The reason why i think having your mind devoured is a lot of what worshiping is, is this: Christianity is a relationship with jesus, not a practice, it is living. the acts of service that we try and force ourselves to do,sicne we feel commanded to do them, why is it that i get feelings of guilt when i do not do these acts of service? I mean, jesus bears my guilt and my shame. so, why do i have guilt attacking me? simple, i am putting it on myself and am thinking that i owe God something, when in reality, i owe God nothing. A free gift of grace was given to me that i not only cannot pay back, but have no obligation to pay it back. The act of love makes me desire to give myself to God in everything, but i have no obligation to. This gift does not bind me to anything.

The center of the christanity is relationship. What is the primary thing that we use to build relationships? communication. with that said, that makes prayer and the bible the center of the christian life. Prayer is how we communicate with God and the bible is one of many ways he communicates with us. With that said, what is it like when you start talking to someone, spending time with them, and actually start to get to know them? isn't like an incredibly emotional high that just carries you? there is so much happening, you are getting to know them in so many ways that you just never saw possible before when you were just looking at them. That is what prayer has done. realizing that the way i used to formally and systematically pray, if i talked to my girlfriend that way, she would think i was crazy and stupid. Why do we surpress the things that worry us most and try to get the things that we think are good out in prayer first, this or that, God says he wants to meet the desires of our heart. David pranced around naked to praise God and God saw it fit to slam that into the bible. so, obviously there is something to be said for spontaneity in worship, let alone in conversation.

Relationships affect every area of our life and lifestyle. There is nothing that is left untouched in a healthy relationship, marriage consumes you. Marriage is supposed to be a thing that is an analogy of Christ's relationship for the church, that's you and me buddy. Christ is absolutely devoted and occupied with us, hell, that is why the bible was written, for a relationship with us. The bible is pretty consuming. All this said, relationship is the basis of Christnaity, to worship God is to have a relationship with him and to grow in him through that relationship. In my opinion, to worship God is the be consumed by him. We worship was we see the most profit in, jobs, money, sex, ect. What is all of our profit is coming from christ? kind of makes us worship him by default, doesn't it?

Monday, August 2, 2010

so, desperation blinds us. a girl desperate for guy attention throws herself on guys not seeing who he actually is and what he is after. Guys desperate for girl attention do the same. this isn't just a flaw in relationships, it is a flaw in everything we pursue. money, fame, careers, sex, even family, religion, everything. This is why christianity is so unique and so, oh so strange. come up with an example other than jesus that doesn't blind us when we are obbsessed with it? i can't think of any and believe me i have tried.

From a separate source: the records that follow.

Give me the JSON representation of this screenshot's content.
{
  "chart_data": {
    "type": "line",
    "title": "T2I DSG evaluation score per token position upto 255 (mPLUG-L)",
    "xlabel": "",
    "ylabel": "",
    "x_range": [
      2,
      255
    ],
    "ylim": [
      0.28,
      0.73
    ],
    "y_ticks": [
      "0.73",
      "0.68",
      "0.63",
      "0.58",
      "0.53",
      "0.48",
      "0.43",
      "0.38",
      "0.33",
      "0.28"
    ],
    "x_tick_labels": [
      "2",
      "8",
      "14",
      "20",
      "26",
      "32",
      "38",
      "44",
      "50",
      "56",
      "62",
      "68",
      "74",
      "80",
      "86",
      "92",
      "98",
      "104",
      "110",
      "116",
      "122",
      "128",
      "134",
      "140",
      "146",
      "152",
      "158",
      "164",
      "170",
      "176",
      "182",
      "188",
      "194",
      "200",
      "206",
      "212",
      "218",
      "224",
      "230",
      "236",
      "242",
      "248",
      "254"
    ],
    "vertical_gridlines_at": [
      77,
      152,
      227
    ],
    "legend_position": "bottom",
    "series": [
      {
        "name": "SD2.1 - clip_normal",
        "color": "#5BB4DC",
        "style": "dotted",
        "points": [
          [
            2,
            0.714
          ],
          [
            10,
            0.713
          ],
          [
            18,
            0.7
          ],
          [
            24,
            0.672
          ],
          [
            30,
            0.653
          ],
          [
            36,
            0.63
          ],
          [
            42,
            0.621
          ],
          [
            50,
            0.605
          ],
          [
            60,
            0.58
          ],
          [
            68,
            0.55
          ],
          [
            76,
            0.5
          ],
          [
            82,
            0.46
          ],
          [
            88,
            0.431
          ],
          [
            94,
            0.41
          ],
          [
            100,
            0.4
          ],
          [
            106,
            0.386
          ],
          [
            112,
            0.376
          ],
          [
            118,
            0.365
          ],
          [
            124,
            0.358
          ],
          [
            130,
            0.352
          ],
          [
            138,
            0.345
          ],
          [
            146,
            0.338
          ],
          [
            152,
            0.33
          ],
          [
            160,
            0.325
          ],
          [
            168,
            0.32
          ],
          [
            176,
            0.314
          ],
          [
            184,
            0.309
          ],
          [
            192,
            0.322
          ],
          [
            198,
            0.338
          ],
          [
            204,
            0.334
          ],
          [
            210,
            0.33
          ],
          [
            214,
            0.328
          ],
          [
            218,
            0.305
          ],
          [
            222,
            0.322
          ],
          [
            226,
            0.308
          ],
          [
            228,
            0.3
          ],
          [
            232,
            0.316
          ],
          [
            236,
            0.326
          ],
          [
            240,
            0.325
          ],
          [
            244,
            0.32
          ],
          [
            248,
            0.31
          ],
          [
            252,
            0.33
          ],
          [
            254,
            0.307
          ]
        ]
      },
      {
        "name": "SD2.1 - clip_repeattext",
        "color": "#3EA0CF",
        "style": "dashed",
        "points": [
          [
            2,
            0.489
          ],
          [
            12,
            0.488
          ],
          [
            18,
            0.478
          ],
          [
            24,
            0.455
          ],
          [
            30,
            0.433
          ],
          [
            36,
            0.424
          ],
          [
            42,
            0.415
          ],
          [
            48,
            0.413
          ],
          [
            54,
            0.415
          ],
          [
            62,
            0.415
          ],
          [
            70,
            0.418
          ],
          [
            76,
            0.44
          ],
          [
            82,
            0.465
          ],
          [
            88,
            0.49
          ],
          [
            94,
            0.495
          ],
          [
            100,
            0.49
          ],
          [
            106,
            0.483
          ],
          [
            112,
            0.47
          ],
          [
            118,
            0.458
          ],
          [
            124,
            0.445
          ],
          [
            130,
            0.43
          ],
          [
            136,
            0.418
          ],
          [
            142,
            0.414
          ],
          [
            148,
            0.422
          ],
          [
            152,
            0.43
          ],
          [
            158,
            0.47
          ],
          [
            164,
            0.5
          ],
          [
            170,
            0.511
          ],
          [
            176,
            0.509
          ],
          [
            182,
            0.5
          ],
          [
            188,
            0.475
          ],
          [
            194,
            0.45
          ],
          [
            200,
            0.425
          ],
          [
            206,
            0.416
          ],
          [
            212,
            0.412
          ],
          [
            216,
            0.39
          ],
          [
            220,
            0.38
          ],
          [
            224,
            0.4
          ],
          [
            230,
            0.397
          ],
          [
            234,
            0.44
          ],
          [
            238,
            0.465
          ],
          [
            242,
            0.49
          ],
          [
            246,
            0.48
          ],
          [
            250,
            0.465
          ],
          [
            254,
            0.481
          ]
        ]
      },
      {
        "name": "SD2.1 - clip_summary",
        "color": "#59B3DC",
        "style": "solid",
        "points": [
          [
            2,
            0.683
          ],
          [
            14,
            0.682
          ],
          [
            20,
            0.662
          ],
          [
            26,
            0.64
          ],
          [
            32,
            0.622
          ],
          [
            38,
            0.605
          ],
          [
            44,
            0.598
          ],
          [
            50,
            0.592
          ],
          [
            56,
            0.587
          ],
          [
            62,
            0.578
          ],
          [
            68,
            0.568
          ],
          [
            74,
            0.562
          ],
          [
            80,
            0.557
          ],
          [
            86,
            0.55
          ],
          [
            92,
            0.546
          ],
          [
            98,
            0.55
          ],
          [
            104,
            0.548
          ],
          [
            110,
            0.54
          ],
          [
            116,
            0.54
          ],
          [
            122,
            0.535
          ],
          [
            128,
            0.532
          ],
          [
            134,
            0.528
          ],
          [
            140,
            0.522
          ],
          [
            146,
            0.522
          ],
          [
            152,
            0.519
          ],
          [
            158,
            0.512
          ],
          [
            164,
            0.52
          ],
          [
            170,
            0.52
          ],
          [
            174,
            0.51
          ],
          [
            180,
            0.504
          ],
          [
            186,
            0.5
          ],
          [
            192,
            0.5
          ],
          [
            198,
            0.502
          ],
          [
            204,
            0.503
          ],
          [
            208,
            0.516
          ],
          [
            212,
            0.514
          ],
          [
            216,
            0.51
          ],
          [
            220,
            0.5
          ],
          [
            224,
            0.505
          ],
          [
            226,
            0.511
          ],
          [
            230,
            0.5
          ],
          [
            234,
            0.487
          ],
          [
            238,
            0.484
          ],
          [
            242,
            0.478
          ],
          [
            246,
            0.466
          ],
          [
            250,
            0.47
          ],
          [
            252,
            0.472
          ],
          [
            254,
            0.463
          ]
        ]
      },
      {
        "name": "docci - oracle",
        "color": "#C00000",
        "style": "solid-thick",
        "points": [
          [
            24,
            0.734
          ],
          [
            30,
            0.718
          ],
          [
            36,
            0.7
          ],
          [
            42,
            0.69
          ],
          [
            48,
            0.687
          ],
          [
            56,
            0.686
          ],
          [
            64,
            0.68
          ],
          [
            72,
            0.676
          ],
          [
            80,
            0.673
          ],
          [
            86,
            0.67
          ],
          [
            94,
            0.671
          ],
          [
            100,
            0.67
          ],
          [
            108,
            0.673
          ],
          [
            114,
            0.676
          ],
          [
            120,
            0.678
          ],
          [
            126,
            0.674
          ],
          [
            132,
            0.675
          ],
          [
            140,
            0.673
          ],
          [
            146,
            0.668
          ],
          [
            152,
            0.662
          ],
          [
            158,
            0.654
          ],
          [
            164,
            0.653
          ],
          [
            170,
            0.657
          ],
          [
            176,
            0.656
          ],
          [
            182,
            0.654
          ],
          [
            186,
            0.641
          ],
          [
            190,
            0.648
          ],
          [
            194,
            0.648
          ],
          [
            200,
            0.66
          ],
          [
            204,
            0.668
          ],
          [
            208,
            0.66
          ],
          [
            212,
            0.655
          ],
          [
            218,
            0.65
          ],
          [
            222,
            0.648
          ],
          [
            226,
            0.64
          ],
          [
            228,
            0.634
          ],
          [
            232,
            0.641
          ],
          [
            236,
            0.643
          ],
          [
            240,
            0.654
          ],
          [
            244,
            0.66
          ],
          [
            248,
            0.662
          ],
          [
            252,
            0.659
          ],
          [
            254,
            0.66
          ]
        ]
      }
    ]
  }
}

When you are constantly pursue Jesus and growing in him, my obsession with Him has not blinded me, rather it has opened my eyes. Not just opened them to my own self, rather how i see everyone has changed and i am more capable to love them. The obsession with Jesus does not make me exclusive, like other obsessions and relationships. An obsession with Jesus opens you up to everyone. This is why the obbsession is so strange. Usually if you are obsessed, you have less time for other things, rather, i find that as i grow more in Jesus, i have more time and emotions for others. It creates more in me.

Growing in Jesus is to become united with the one who created everything. The only way to have any originality or original thought is to be united with the one who can create. Sin can only distort and misuse what He already created. Jesus is strange. the more i grow in him, the more confused and in love i become with him.